According to Toru Takahashi, 99% of marine species can be caught but the radioactivity levels of catches are assiduously tested to ensure safety. Stringent testing regimes are in place that bans the sale of any seafood found to contain more than 50Bq, with time required to lift them.
Having spent the past eight years working tirelessly to rebuild, Fukushima’s fishing industry is also confronting yet another menace – the increasing likelihood that radioactive water accumulated at the nuclear power plant will be dumped into the ocean. For Toru Takahashi, this is a huge concern. Although the water is treated, the system in place does not filter out tritium, a radioactive hydrogen isotope.
‘Politicians and scientists say that this water must be released but it’s easy for them to spit out words like that. Before they do anything, I would like them to carry out on-site investigations, conduct scientific analyses and also experiments that will determine the impact on the ecosystem and marine species,’ he said.
‘I also want them to take the time to find out to what extent tritium must be diluted so there is no negative impact on the ocean. Only when they have been fully understood by representatives and scientists in different countries, who are sharing information with the rest of the world, should they make a decision.’
He hopes that even if the water is dumped into the ocean, the government will fulfil its responsibility by continuing to investigate the sea around Fukushima and neighbouring prefectures thoroughly, before taking swift action once figures have been determined.
But, he says, there are some verifications of safety.
‘Apart from areas around the nuclear power plant, the level of contamination has decreased,’ he said.
‘The degree of danger has also declined considerably and there is no difference now between Fukushima and other prefectures. Air contamination is also said to be lower here than in areas of Kansai and further south of Japan.’
Despite this, and numerous PR activities, Toru Takahashi says that consumers, especially the younger generation, are moving away from fish, while families with small children avoid Fukushima produce.
‘The reality is that if our products and those from other prefectures are put on display at the same price, consumers will choose those from other prefectures,’ he said.
Toru Takahashi, Masaru Ono and others throughout Fukushima have vowed to continue their fight. Despite the decontamination efforts and opening of all the prefecture’s ports, many challenges still need to be addressed, including rebuilding people’s trust. They hope that one day, people from outside Japan will visit Fukushima and see the situation for themselves.
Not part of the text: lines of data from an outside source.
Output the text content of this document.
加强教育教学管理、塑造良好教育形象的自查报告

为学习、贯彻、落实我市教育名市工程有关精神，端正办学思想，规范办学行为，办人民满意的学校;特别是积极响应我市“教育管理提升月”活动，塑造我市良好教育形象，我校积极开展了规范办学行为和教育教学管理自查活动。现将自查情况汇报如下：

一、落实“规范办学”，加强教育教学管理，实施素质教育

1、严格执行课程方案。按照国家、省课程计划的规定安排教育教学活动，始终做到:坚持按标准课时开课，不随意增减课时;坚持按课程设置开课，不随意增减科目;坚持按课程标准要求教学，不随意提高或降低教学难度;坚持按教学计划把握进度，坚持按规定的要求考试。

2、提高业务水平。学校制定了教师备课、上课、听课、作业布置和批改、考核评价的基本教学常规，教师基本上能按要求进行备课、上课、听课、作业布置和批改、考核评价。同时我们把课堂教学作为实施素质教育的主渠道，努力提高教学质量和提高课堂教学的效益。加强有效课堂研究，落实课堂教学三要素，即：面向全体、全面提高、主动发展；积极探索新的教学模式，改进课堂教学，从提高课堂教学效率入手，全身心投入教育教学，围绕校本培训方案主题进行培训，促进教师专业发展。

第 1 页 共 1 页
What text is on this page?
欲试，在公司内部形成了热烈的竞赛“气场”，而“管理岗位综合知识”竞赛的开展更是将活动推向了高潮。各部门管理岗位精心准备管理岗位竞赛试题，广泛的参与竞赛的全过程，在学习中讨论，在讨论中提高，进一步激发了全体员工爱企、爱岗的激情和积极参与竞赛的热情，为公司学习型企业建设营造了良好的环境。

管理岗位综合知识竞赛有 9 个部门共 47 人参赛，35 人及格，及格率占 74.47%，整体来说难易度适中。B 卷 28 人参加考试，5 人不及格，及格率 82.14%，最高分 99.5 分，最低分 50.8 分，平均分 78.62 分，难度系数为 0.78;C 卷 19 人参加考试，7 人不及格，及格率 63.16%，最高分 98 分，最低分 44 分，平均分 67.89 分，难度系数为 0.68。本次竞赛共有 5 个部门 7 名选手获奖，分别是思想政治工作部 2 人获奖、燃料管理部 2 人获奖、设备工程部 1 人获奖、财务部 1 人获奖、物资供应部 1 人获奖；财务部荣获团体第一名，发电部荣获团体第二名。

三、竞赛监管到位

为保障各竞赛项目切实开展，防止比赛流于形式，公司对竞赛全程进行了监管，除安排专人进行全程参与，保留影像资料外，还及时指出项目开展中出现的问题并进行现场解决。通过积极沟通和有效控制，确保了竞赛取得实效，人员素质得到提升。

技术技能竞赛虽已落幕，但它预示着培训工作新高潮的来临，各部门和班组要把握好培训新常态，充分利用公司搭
‘Our fish are shipped following the most rigorous checks,’ Toru Takahashi said.
‘I really want to know why countries that criticise us don’t try to understand this. I’d like to ask such countries whether they would work as hard as us if something similar happened to them. My message to readers of this story is this – instead of believing what you read or see on screen, please visit us and determine things for yourself. Then tell people what you have discovered. Reporting that is always based on rumours leads to even more harmful rumours.’
‘The results of radiation checks on Fukushima seafood are being published,’ Masaru Ono said.
‘I would like readers to judge these calmly and objectively, and of course I would love them to try seafood from Fukushima.’